Some 4,000km from Japan, on a verdant, mangrove-lined island in south-eastern Bangladesh, sits one of the biggest and most controversial tests of Tokyo’s commitment to help phase out fossil fuels. Thanks to low-interest loans from the Japan International
Cooperation Agency, Bangladesh is currently building the Matarbari coal plant: a power complex set to be completed by 2024. And JICA, a government body, has been considering funding an expansion to the 10-year-old project, known as Matarbari Phase 2 — despite, earlier this year, saying it would work with Bangladesh “to promote a low- or zero-carbon transformation” of its energy economy.
This debate around the Matarbari plant embodies the tensions in Japan’s fossil-fuel policies. Its financing of coal power in developing countries risks falling out of step with moves to promote renewable energy at home and abroad.

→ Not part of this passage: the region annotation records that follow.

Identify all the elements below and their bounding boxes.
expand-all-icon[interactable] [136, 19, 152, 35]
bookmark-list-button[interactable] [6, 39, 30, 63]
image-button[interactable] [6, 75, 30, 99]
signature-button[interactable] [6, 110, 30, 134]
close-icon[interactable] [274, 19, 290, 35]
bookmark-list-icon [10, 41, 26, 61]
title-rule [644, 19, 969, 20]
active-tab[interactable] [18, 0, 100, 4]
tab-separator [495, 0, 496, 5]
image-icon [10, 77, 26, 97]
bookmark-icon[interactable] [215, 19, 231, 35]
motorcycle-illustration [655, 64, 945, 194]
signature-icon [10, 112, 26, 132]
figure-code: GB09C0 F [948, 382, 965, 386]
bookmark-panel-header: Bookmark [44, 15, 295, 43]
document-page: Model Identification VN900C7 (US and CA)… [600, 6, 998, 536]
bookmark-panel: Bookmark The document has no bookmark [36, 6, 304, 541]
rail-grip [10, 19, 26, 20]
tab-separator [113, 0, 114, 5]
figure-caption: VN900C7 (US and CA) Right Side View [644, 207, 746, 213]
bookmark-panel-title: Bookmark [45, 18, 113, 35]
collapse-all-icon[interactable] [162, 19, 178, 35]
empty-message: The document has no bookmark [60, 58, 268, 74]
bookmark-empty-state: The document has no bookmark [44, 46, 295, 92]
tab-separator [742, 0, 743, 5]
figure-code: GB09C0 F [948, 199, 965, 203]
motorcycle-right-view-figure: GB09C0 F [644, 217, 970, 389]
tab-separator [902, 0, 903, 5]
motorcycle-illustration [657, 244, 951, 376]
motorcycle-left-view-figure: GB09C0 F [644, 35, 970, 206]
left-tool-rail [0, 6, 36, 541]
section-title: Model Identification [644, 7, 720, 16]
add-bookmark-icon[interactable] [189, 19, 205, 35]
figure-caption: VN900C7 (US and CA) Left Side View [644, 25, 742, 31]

In Bangladesh — a low-lying country highly vulnerable to the effects of climate change, such as rising sea levels and erratic rainfall — the government of prime minister Sheikh Hasina has been backing coal to meet energy needs.
However, official enthusiasm for mega-projects such as Matarbari is waning as renewable alternatives become cheaper. Hasina’s government last month scrapped 10 of the coal-power plants it had planned. While the mooted Matarbari Phase 2 project was not officially among them, analysts say it is looking less and less viable.